Rethinking Symbolic Regression Datasets and Benchmarks for Scientific Discovery

from arxiv, Preprint. Code and datasets are available at https://github.com/omron-sinicx/srsd-benchmark https://huggingface.co/datasets/yoshitomo-matsubara/srsd-feynman_easy https://huggingface.co/datasets/yoshitomo-matsubara/srsd-feynman_medium https://huggingface.co/datasets/yoshitomo-matsubara/srsd-feynman_hard and another three sets of SRSD datasets with dummy variables (See Appendix)

This paper revisits datasets and evaluation criteria for Symbolic Regression (SR), specifically focused on its potential for scientific discovery. Focused on a set of formulas used in the existing datasets based on Feynman Lectures on Physics, we recreate 120 datasets to discuss the performance of symbolic regression for scientific discovery (SRSD). For each of the 120 SRSD datasets, we carefully review the properties of the formula and its variables to design reasonably realistic sampling ranges of values so that our new SRSD datasets can be used for evaluating the potential of SRSD such as whether or not an SR method can (re)discover physical laws from such datasets. We also create another 120 datasets that contain dummy variables to examine whether SR methods can choose necessary variables only. Besides, we propose to use normalized edit distances (NED) between a predicted equation and the true equation trees for addressing a critical issue that existing SR metrics are either binary or errors between the target values and an SR model's predicted values for a given input. We conduct experiments on our new SRSD datasets using six SR methods. The experimental results show that we provide a more realistic performance evaluation, and our user study shows that the NED correlates with human judges significantly more than an existing SR metric.

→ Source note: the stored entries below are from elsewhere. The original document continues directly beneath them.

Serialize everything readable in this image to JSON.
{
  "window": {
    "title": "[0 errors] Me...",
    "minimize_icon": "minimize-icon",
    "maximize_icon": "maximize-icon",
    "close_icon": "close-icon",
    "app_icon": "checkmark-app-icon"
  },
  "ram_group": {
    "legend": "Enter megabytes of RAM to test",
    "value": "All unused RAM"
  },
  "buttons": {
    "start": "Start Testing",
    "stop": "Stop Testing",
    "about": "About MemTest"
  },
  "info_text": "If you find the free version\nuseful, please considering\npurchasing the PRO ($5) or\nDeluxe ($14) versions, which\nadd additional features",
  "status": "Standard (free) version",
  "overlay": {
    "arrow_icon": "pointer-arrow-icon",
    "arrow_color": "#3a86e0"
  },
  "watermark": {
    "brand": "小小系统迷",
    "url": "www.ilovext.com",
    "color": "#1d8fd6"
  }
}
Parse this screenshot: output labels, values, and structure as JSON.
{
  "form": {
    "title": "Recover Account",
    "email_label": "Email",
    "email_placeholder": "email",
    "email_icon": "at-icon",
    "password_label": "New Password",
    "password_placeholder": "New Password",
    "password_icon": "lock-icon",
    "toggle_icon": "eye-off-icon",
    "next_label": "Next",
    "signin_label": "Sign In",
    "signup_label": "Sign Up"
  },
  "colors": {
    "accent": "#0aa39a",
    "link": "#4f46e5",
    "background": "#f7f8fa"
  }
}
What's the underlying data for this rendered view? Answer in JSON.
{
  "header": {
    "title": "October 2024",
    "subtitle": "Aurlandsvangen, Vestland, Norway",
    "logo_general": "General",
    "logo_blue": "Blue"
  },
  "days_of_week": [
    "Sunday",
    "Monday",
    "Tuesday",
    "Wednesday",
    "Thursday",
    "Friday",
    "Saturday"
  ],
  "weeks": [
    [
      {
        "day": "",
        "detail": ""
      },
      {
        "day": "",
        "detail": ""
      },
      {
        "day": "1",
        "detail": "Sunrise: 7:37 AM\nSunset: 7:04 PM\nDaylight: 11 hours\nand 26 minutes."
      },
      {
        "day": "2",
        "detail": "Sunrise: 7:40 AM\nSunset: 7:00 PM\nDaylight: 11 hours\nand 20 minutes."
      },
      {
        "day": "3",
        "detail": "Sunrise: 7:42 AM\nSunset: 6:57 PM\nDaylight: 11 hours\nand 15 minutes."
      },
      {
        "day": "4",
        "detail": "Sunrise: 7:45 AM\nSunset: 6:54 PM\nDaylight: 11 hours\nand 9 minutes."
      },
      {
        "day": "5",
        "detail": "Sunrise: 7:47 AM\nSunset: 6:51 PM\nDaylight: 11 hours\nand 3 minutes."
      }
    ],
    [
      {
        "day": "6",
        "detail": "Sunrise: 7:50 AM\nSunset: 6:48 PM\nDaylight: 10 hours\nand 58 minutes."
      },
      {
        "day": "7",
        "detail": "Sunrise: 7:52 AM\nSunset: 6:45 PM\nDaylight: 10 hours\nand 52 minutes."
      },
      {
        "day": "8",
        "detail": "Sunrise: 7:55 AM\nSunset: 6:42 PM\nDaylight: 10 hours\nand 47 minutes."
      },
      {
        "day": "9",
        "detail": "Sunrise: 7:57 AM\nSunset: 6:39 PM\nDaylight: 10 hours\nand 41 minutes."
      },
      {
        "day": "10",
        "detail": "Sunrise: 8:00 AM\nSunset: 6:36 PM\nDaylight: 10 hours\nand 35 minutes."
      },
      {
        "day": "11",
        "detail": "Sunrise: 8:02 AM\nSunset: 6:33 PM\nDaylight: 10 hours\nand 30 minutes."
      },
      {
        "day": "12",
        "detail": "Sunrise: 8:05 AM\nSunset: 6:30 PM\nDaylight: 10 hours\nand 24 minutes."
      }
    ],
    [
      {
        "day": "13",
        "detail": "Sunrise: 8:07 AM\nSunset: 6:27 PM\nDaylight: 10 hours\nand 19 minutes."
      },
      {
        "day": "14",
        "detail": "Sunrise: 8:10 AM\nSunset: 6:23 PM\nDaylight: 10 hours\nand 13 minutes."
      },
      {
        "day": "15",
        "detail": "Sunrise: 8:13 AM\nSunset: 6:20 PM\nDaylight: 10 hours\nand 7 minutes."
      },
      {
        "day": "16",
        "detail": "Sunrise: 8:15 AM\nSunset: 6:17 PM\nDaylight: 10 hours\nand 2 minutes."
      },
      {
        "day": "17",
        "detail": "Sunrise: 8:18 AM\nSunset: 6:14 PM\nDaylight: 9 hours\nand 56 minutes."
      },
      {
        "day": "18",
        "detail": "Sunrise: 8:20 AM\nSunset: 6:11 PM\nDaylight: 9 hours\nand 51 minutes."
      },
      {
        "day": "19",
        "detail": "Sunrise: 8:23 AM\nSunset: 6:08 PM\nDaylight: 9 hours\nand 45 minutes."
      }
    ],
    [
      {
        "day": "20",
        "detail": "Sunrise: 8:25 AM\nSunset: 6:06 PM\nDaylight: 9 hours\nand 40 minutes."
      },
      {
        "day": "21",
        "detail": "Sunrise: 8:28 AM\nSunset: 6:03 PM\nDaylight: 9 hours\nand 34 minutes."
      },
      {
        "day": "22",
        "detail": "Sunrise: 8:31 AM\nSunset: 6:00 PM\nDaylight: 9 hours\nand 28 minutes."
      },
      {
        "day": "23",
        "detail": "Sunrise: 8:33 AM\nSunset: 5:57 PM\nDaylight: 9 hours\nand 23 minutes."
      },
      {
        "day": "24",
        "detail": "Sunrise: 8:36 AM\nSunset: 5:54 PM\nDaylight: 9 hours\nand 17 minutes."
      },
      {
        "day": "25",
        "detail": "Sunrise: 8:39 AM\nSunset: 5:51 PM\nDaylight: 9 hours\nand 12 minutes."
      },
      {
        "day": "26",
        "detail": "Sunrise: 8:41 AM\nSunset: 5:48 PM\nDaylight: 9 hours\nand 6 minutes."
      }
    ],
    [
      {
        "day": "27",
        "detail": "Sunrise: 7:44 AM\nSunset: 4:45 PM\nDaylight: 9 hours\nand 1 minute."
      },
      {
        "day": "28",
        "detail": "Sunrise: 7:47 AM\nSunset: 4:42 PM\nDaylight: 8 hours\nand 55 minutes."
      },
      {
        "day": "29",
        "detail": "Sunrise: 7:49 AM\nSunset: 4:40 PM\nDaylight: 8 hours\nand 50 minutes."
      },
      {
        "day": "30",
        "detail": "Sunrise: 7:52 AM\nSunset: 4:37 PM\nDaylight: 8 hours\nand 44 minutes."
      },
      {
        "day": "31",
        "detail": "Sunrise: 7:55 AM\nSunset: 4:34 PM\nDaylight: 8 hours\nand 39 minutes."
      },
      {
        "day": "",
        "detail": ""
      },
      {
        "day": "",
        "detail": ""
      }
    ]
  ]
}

翻译：本文重新审视了符号回归的数据集和评价标准，特别聚焦于其在科学发现方面的潜力。基于《费曼物理学讲义》中现有数据集所采用的公式集，我们重新创建了120个数据集，以探讨符号回归用于科学发现的性能。针对每个SRSD数据集，我们仔细审查公式及其变量的属性，设计了合理且真实的采样范围，从而使新的SRSD数据集能够评估符号回归方法在科学发现中的潜力，例如能否从这些数据集中（重新）发现物理定律。此外，我们还创建了另外120个包含虚拟变量的数据集，以检验符号回归方法是否能够仅选择必要的变量。同时，我们提出使用预测方程与真实方程树之间的归一化编辑距离，以解决现有符号回归指标要么是二元的、要么是给定输入下目标值与符号回归模型预测值之间误差这一关键问题。我们使用六种符号回归方法对新的SRSD数据集进行了实验。实验结果表明，我们提供了更为真实的性能评估，而用户研究显示，与现有符号回归指标相比，归一化编辑距离与人类评判的相关性显著更高。